Sono quasi terminati i campioni di DNA prelevati dagli inquirenti nelle indagini sull’omicidio di Yara Gambirasio.

Continua senza sosta il lavoro di comparazione del profilo genetico di Ignoto 1, il presunto killer di Yara Gambirasio coi campioni prelevati dagli inquirenti in tutta la provincia di Bergamo.

Ad oggi, a quasi tre anni dal ritrovamento del corpo della giovane ginnasta di Brembate di Sopra, sono stati prelevati 18 mila campioni di DNA e nessuno di questi ha ancora dato esito positivo. Mancano ancora 500 campioni di comparare, poi l’attività potrà considerarsi conclusa, a meno che nuovi elementi riescano a giustificare nuovi prelievi.

Tra quelle 18 mila persone sottoposte a prelievo del DNA ci sono tanti cittadini che tra il 26 e il 28 novembre 2010 si sono trovati a passare nei dintorni tra Brembate Sopra e Chignolo d’Isola e i loro cellulari avevano agganciato le celle telefoniche dell’area.

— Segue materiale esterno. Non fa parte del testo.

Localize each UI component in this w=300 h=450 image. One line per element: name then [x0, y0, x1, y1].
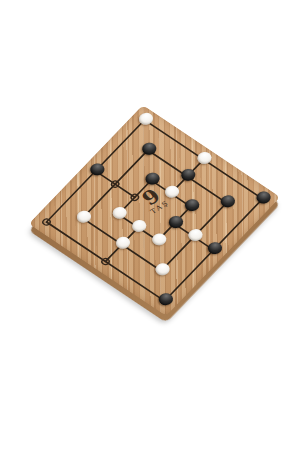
point-b6[interactable]: [130, 135, 166, 165]
black-stone-g7[interactable]: [254, 189, 274, 206]
black-stone-d6[interactable]: [179, 167, 199, 184]
point-g7[interactable]: [244, 184, 280, 214]
white-stone-d2[interactable]: [113, 235, 133, 252]
black-stone-g1[interactable]: [156, 291, 176, 308]
morris-board[interactable]: 9 TAŞ: [29, 105, 281, 316]
white-stone-e3[interactable]: [149, 231, 169, 248]
point-a7[interactable]: [127, 105, 163, 135]
black-stone-a4[interactable]: [87, 161, 107, 178]
black-stone-b6[interactable]: [139, 140, 159, 157]
point-f2[interactable]: [143, 256, 179, 286]
board-lines-svg: 9 TAŞ: [29, 105, 281, 316]
white-stone-d5[interactable]: [162, 184, 182, 201]
white-stone-f2[interactable]: [153, 261, 173, 278]
point-f6[interactable]: [209, 188, 245, 218]
white-stone-c3[interactable]: [110, 204, 130, 221]
black-stone-c5[interactable]: [143, 170, 163, 187]
black-stone-f6[interactable]: [218, 193, 238, 210]
product-photo-stage: 9 TAŞ: [0, 0, 300, 450]
black-stone-e5[interactable]: [182, 197, 202, 214]
white-stone-d7[interactable]: [195, 150, 215, 167]
white-stone-a7[interactable]: [136, 110, 156, 127]
white-stone-b2[interactable]: [74, 208, 94, 225]
black-stone-g4[interactable]: [205, 240, 225, 257]
black-stone-e4[interactable]: [166, 214, 186, 231]
white-stone-d3[interactable]: [130, 218, 150, 235]
white-stone-f4[interactable]: [185, 227, 205, 244]
point-b2[interactable]: [65, 203, 101, 233]
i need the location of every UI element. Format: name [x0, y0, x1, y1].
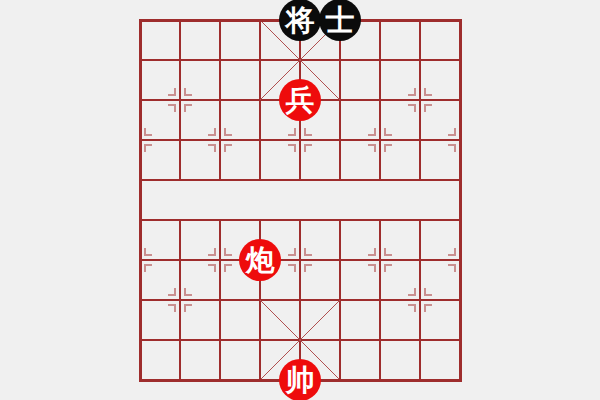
black-advisor[interactable]: 士: [319, 0, 361, 41]
xiangqi-board-diagram: 将士兵炮帅: [0, 0, 600, 400]
red-cannon[interactable]: 炮: [239, 239, 281, 281]
red-soldier[interactable]: 兵: [279, 79, 321, 121]
black-general[interactable]: 将: [279, 0, 321, 41]
red-general[interactable]: 帅: [279, 359, 321, 400]
xiangqi-grid[interactable]: 将士兵炮帅: [120, 0, 480, 400]
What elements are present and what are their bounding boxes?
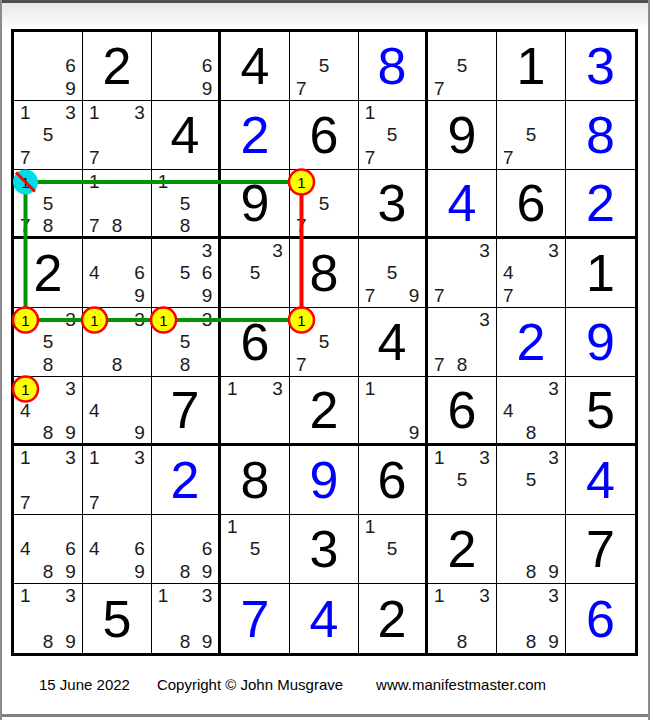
cell-r3c1[interactable]: 1578 <box>14 170 83 239</box>
pencil-mark <box>473 284 496 307</box>
pencil-mark: 9 <box>128 421 151 443</box>
pencil-mark <box>14 421 37 443</box>
cell-value: 9 <box>566 308 635 376</box>
pencil-mark: 1 <box>14 308 37 331</box>
pencil-mark <box>83 421 106 443</box>
pencil-mark <box>152 262 174 285</box>
cell-value: 7 <box>152 377 218 443</box>
cell-r1c8[interactable]: 1 <box>497 32 566 101</box>
pencil-mark <box>174 584 196 607</box>
pencil-mark <box>451 607 474 630</box>
pencil-mark: 1 <box>359 101 381 124</box>
pencil-mark: 7 <box>83 214 106 236</box>
pencil-mark: 7 <box>290 353 313 376</box>
pencil-grid: 57 <box>290 32 358 100</box>
pencil-grid: 13 <box>221 377 289 443</box>
pencil-mark: 6 <box>196 55 218 78</box>
pencil-mark <box>428 308 451 331</box>
pencil-mark <box>128 515 151 538</box>
cell-r1c5[interactable]: 57 <box>290 32 359 101</box>
pencil-grid: 1357 <box>14 101 82 169</box>
cell-value: 8 <box>290 239 358 307</box>
pencil-mark <box>542 146 565 169</box>
pencil-mark <box>14 630 37 653</box>
pencil-grid: 35 <box>221 239 289 307</box>
pencil-mark: 1 <box>83 446 106 469</box>
pencil-mark <box>428 239 451 262</box>
cell-r7c6[interactable]: 6 <box>359 446 428 515</box>
pencil-mark <box>359 399 381 421</box>
pencil-mark <box>520 101 543 124</box>
pencil-mark <box>59 170 82 192</box>
pencil-mark <box>520 377 543 399</box>
pencil-mark <box>473 262 496 285</box>
pencil-mark: 3 <box>542 584 565 607</box>
pencil-mark <box>451 491 474 514</box>
cell-r8c6[interactable]: 15 <box>359 515 428 584</box>
cell-r9c1[interactable]: 1389 <box>14 584 83 653</box>
cell-value: 5 <box>83 584 151 653</box>
pencil-mark <box>59 607 82 630</box>
pencil-mark: 9 <box>196 284 218 307</box>
pencil-mark <box>152 331 174 354</box>
pencil-mark: 1 <box>359 515 381 538</box>
pencil-mark <box>497 446 520 469</box>
cell-r1c4[interactable]: 4 <box>221 32 290 101</box>
pencil-mark: 8 <box>106 214 129 236</box>
cell-r4c7[interactable]: 37 <box>428 239 497 308</box>
pencil-mark: 1 <box>152 170 174 192</box>
cell-r6c3[interactable]: 7 <box>152 377 221 446</box>
pencil-mark <box>359 421 381 443</box>
cell-r5c3[interactable]: 1358 <box>152 308 221 377</box>
pencil-mark: 7 <box>290 77 313 100</box>
pencil-mark <box>221 284 244 307</box>
pencil-mark <box>106 239 129 262</box>
pencil-mark <box>542 284 565 307</box>
pencil-mark <box>59 469 82 492</box>
pencil-mark: 1 <box>152 584 174 607</box>
pencil-mark <box>313 353 336 376</box>
cell-r8c4[interactable]: 15 <box>221 515 290 584</box>
pencil-mark: 6 <box>128 538 151 561</box>
cell-r9c6[interactable]: 2 <box>359 584 428 653</box>
pencil-mark: 4 <box>83 262 106 285</box>
cell-r2c8[interactable]: 57 <box>497 101 566 170</box>
pencil-mark <box>403 515 425 538</box>
cell-r3c4[interactable]: 9 <box>221 170 290 239</box>
pencil-mark <box>83 124 106 147</box>
cell-r3c7[interactable]: 4 <box>428 170 497 239</box>
pencil-mark <box>266 560 289 583</box>
cell-value: 3 <box>290 515 358 583</box>
cell-r7c3[interactable]: 2 <box>152 446 221 515</box>
pencil-mark: 5 <box>381 124 403 147</box>
pencil-mark <box>473 491 496 514</box>
pencil-mark: 1 <box>14 101 37 124</box>
pencil-grid: 138 <box>83 308 151 376</box>
cell-r9c9[interactable]: 6 <box>566 584 635 653</box>
pencil-mark <box>497 515 520 538</box>
cell-r6c6[interactable]: 19 <box>359 377 428 446</box>
pencil-mark: 3 <box>473 584 496 607</box>
cell-r4c8[interactable]: 347 <box>497 239 566 308</box>
pencil-grid: 157 <box>290 170 358 236</box>
pencil-mark <box>37 584 60 607</box>
pencil-mark <box>128 469 151 492</box>
pencil-mark: 7 <box>83 491 106 514</box>
pencil-mark <box>244 377 267 399</box>
pencil-mark <box>106 446 129 469</box>
pencil-mark: 8 <box>174 630 196 653</box>
pencil-mark: 1 <box>428 584 451 607</box>
pencil-mark: 1 <box>83 170 106 192</box>
cell-r8c3[interactable]: 689 <box>152 515 221 584</box>
pencil-mark <box>428 331 451 354</box>
pencil-mark <box>221 239 244 262</box>
pencil-mark <box>174 55 196 78</box>
pencil-grid: 689 <box>152 515 218 583</box>
cell-r8c9[interactable]: 7 <box>566 515 635 584</box>
cell-value: 2 <box>221 101 289 169</box>
pencil-grid: 15 <box>359 515 425 583</box>
pencil-mark: 9 <box>403 284 425 307</box>
pencil-mark <box>83 353 106 376</box>
pencil-mark <box>542 399 565 421</box>
pencil-mark <box>14 55 37 78</box>
cell-r3c5[interactable]: 157 <box>290 170 359 239</box>
pencil-grid: 178 <box>83 170 151 236</box>
cell-r7c2[interactable]: 137 <box>83 446 152 515</box>
pencil-mark: 8 <box>520 421 543 443</box>
cell-r1c6[interactable]: 8 <box>359 32 428 101</box>
pencil-mark: 3 <box>59 584 82 607</box>
pencil-mark: 9 <box>542 560 565 583</box>
cell-r2c2[interactable]: 137 <box>83 101 152 170</box>
pencil-mark <box>497 124 520 147</box>
pencil-mark <box>106 284 129 307</box>
cell-value: 6 <box>497 170 565 236</box>
pencil-mark <box>290 32 313 55</box>
pencil-mark <box>290 192 313 214</box>
cell-r3c3[interactable]: 158 <box>152 170 221 239</box>
pencil-mark <box>266 421 289 443</box>
cell-r7c7[interactable]: 135 <box>428 446 497 515</box>
pencil-mark <box>313 170 336 192</box>
pencil-mark <box>335 32 358 55</box>
pencil-mark <box>542 491 565 514</box>
cell-value: 1 <box>566 239 635 307</box>
cell-r6c5[interactable]: 2 <box>290 377 359 446</box>
pencil-mark: 5 <box>174 262 196 285</box>
pencil-mark: 7 <box>428 77 451 100</box>
cell-r8c5[interactable]: 3 <box>290 515 359 584</box>
pencil-mark <box>335 308 358 331</box>
pencil-mark: 3 <box>266 239 289 262</box>
cell-value: 4 <box>221 32 289 100</box>
pencil-mark: 5 <box>451 55 474 78</box>
pencil-mark <box>37 446 60 469</box>
pencil-mark <box>428 491 451 514</box>
pencil-mark: 1 <box>83 308 106 331</box>
cell-value: 4 <box>428 170 496 236</box>
pencil-mark <box>403 560 425 583</box>
cell-r8c2[interactable]: 469 <box>83 515 152 584</box>
cell-value: 6 <box>428 377 496 443</box>
cell-r8c8[interactable]: 89 <box>497 515 566 584</box>
cell-value: 9 <box>428 101 496 169</box>
pencil-mark <box>221 399 244 421</box>
pencil-mark <box>451 584 474 607</box>
cell-r5c8[interactable]: 2 <box>497 308 566 377</box>
pencil-mark: 9 <box>59 421 82 443</box>
cell-r1c1[interactable]: 69 <box>14 32 83 101</box>
cell-r1c2[interactable]: 2 <box>83 32 152 101</box>
cell-r5c7[interactable]: 378 <box>428 308 497 377</box>
cell-r1c3[interactable]: 69 <box>152 32 221 101</box>
pencil-mark <box>59 515 82 538</box>
pencil-mark <box>174 607 196 630</box>
pencil-mark <box>106 331 129 354</box>
cell-r6c9[interactable]: 5 <box>566 377 635 446</box>
cell-r4c6[interactable]: 579 <box>359 239 428 308</box>
cell-value: 2 <box>497 308 565 376</box>
pencil-mark <box>152 77 174 100</box>
pencil-mark <box>37 32 60 55</box>
cell-r5c5[interactable]: 157 <box>290 308 359 377</box>
pencil-mark <box>83 239 106 262</box>
cell-r1c7[interactable]: 57 <box>428 32 497 101</box>
sudoku-board[interactable]: 6926945785713135713742615795781578178158… <box>11 29 638 656</box>
pencil-mark: 7 <box>14 146 37 169</box>
pencil-mark <box>152 32 174 55</box>
pencil-mark <box>83 560 106 583</box>
pencil-mark <box>451 284 474 307</box>
pencil-mark <box>542 124 565 147</box>
pencil-grid: 378 <box>428 308 496 376</box>
pencil-mark: 7 <box>359 146 381 169</box>
pencil-mark <box>451 446 474 469</box>
pencil-mark <box>14 32 37 55</box>
pencil-mark: 1 <box>359 377 381 399</box>
pencil-mark <box>403 538 425 561</box>
cell-r7c4[interactable]: 8 <box>221 446 290 515</box>
pencil-mark: 3 <box>59 308 82 331</box>
pencil-mark <box>106 101 129 124</box>
pencil-grid: 137 <box>83 446 151 514</box>
pencil-mark <box>196 170 218 192</box>
pencil-grid: 138 <box>428 584 496 653</box>
footer-date: 15 June 2022 <box>39 676 130 693</box>
cell-r9c2[interactable]: 5 <box>83 584 152 653</box>
pencil-grid: 157 <box>359 101 425 169</box>
pencil-mark <box>451 77 474 100</box>
pencil-mark <box>152 630 174 653</box>
pencil-mark: 5 <box>174 331 196 354</box>
cell-r7c9[interactable]: 4 <box>566 446 635 515</box>
pencil-mark <box>37 77 60 100</box>
pencil-mark <box>381 377 403 399</box>
pencil-grid: 469 <box>83 515 151 583</box>
footer-site-link[interactable]: www.manifestmaster.com <box>376 676 546 693</box>
cell-r2c4[interactable]: 2 <box>221 101 290 170</box>
cell-r2c9[interactable]: 8 <box>566 101 635 170</box>
pencil-mark <box>520 146 543 169</box>
cell-r4c4[interactable]: 35 <box>221 239 290 308</box>
pencil-mark <box>14 515 37 538</box>
cell-r2c3[interactable]: 4 <box>152 101 221 170</box>
pencil-mark <box>244 284 267 307</box>
pencil-mark <box>174 170 196 192</box>
pencil-mark <box>14 560 37 583</box>
pencil-mark <box>106 491 129 514</box>
pencil-mark: 1 <box>14 377 37 399</box>
cell-value: 9 <box>290 446 358 514</box>
cell-r9c8[interactable]: 389 <box>497 584 566 653</box>
cell-r9c3[interactable]: 1389 <box>152 584 221 653</box>
pencil-mark <box>128 491 151 514</box>
cell-r8c1[interactable]: 4689 <box>14 515 83 584</box>
pencil-mark: 8 <box>37 214 60 236</box>
cell-r1c9[interactable]: 3 <box>566 32 635 101</box>
cell-r2c6[interactable]: 157 <box>359 101 428 170</box>
cell-r8c7[interactable]: 2 <box>428 515 497 584</box>
pencil-mark: 6 <box>59 538 82 561</box>
pencil-mark <box>37 538 60 561</box>
pencil-mark <box>520 399 543 421</box>
cell-r6c1[interactable]: 13489 <box>14 377 83 446</box>
cell-r9c4[interactable]: 7 <box>221 584 290 653</box>
pencil-mark: 1 <box>221 515 244 538</box>
pencil-mark <box>83 377 106 399</box>
pencil-mark <box>152 239 174 262</box>
cell-r6c8[interactable]: 348 <box>497 377 566 446</box>
pencil-mark: 6 <box>196 538 218 561</box>
cell-r3c9[interactable]: 2 <box>566 170 635 239</box>
cell-r6c4[interactable]: 13 <box>221 377 290 446</box>
pencil-grid: 469 <box>83 239 151 307</box>
pencil-mark <box>106 192 129 214</box>
cell-r4c5[interactable]: 8 <box>290 239 359 308</box>
pencil-mark <box>381 239 403 262</box>
cell-r9c7[interactable]: 138 <box>428 584 497 653</box>
pencil-mark <box>313 308 336 331</box>
pencil-grid: 158 <box>152 170 218 236</box>
cell-r4c9[interactable]: 1 <box>566 239 635 308</box>
pencil-mark: 9 <box>59 77 82 100</box>
pencil-mark <box>59 353 82 376</box>
pencil-mark: 9 <box>542 630 565 653</box>
cell-value: 1 <box>497 32 565 100</box>
pencil-mark <box>473 55 496 78</box>
pencil-mark: 9 <box>196 560 218 583</box>
pencil-grid: 57 <box>428 32 496 100</box>
pencil-mark <box>451 32 474 55</box>
pencil-mark <box>497 239 520 262</box>
pencil-mark <box>221 560 244 583</box>
pencil-mark: 9 <box>128 284 151 307</box>
cell-r7c8[interactable]: 35 <box>497 446 566 515</box>
cell-value: 2 <box>428 515 496 583</box>
pencil-mark: 5 <box>313 192 336 214</box>
pencil-mark <box>196 515 218 538</box>
pencil-mark <box>335 192 358 214</box>
cell-r3c8[interactable]: 6 <box>497 170 566 239</box>
pencil-mark <box>381 101 403 124</box>
cell-r2c1[interactable]: 1357 <box>14 101 83 170</box>
cell-r4c3[interactable]: 3569 <box>152 239 221 308</box>
pencil-mark: 5 <box>451 469 474 492</box>
cell-r5c4[interactable]: 6 <box>221 308 290 377</box>
pencil-mark <box>520 491 543 514</box>
cell-value: 4 <box>359 308 425 376</box>
pencil-mark <box>359 124 381 147</box>
cell-r7c1[interactable]: 137 <box>14 446 83 515</box>
cell-r3c2[interactable]: 178 <box>83 170 152 239</box>
pencil-mark <box>542 469 565 492</box>
cell-value: 2 <box>290 377 358 443</box>
pencil-mark <box>37 308 60 331</box>
cell-r3c6[interactable]: 3 <box>359 170 428 239</box>
pencil-mark <box>14 124 37 147</box>
cell-r7c5[interactable]: 9 <box>290 446 359 515</box>
cell-r2c5[interactable]: 6 <box>290 101 359 170</box>
pencil-mark: 8 <box>451 630 474 653</box>
cell-r5c9[interactable]: 9 <box>566 308 635 377</box>
cell-value: 8 <box>359 32 425 100</box>
cell-r9c5[interactable]: 4 <box>290 584 359 653</box>
pencil-mark: 3 <box>128 446 151 469</box>
pencil-mark <box>290 331 313 354</box>
pencil-grid: 19 <box>359 377 425 443</box>
pencil-mark: 5 <box>174 192 196 214</box>
pencil-mark <box>428 469 451 492</box>
pencil-mark <box>381 399 403 421</box>
cell-r5c1[interactable]: 1358 <box>14 308 83 377</box>
footer: 15 June 2022 Copyright © John Musgrave w… <box>39 671 546 697</box>
pencil-grid: 13489 <box>14 377 82 443</box>
cell-value: 2 <box>566 170 635 236</box>
cell-r4c2[interactable]: 469 <box>83 239 152 308</box>
pencil-mark: 3 <box>196 584 218 607</box>
cell-value: 6 <box>290 101 358 169</box>
cell-r5c6[interactable]: 4 <box>359 308 428 377</box>
pencil-mark <box>244 560 267 583</box>
pencil-mark <box>473 331 496 354</box>
cell-r4c1[interactable]: 2 <box>14 239 83 308</box>
cell-value: 2 <box>83 32 151 100</box>
pencil-mark <box>37 377 60 399</box>
pencil-mark <box>520 584 543 607</box>
pencil-mark <box>128 399 151 421</box>
pencil-grid: 57 <box>497 101 565 169</box>
pencil-mark <box>381 421 403 443</box>
cell-r6c2[interactable]: 49 <box>83 377 152 446</box>
pencil-mark: 1 <box>290 308 313 331</box>
cell-r2c7[interactable]: 9 <box>428 101 497 170</box>
pencil-mark <box>381 560 403 583</box>
pencil-mark <box>335 214 358 236</box>
pencil-mark: 6 <box>196 262 218 285</box>
pencil-mark: 1 <box>14 170 37 192</box>
pencil-mark: 5 <box>520 124 543 147</box>
pencil-mark: 4 <box>83 538 106 561</box>
pencil-mark <box>473 630 496 653</box>
cell-r5c2[interactable]: 138 <box>83 308 152 377</box>
cell-r6c7[interactable]: 6 <box>428 377 497 446</box>
pencil-mark <box>542 262 565 285</box>
pencil-mark: 3 <box>128 101 151 124</box>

Per gli inquirenti non ci sono dubbi: il campione di DNA in loro possesso è quello dell’assassino, feritosi con un coltellino mentre stava cercando di tagliare gli slip di Yara. E quella non è l’unica certezza: l’assassino sarebbe proprio il figlio illegittimo di Giuseppe Guerinoni, l’autista di Gorno (BG) morto nel 1999.

Ad oggi, nonostante tutte le piste battute e l’identificazione del padre dell’assassino, il killer è ancora in libertà.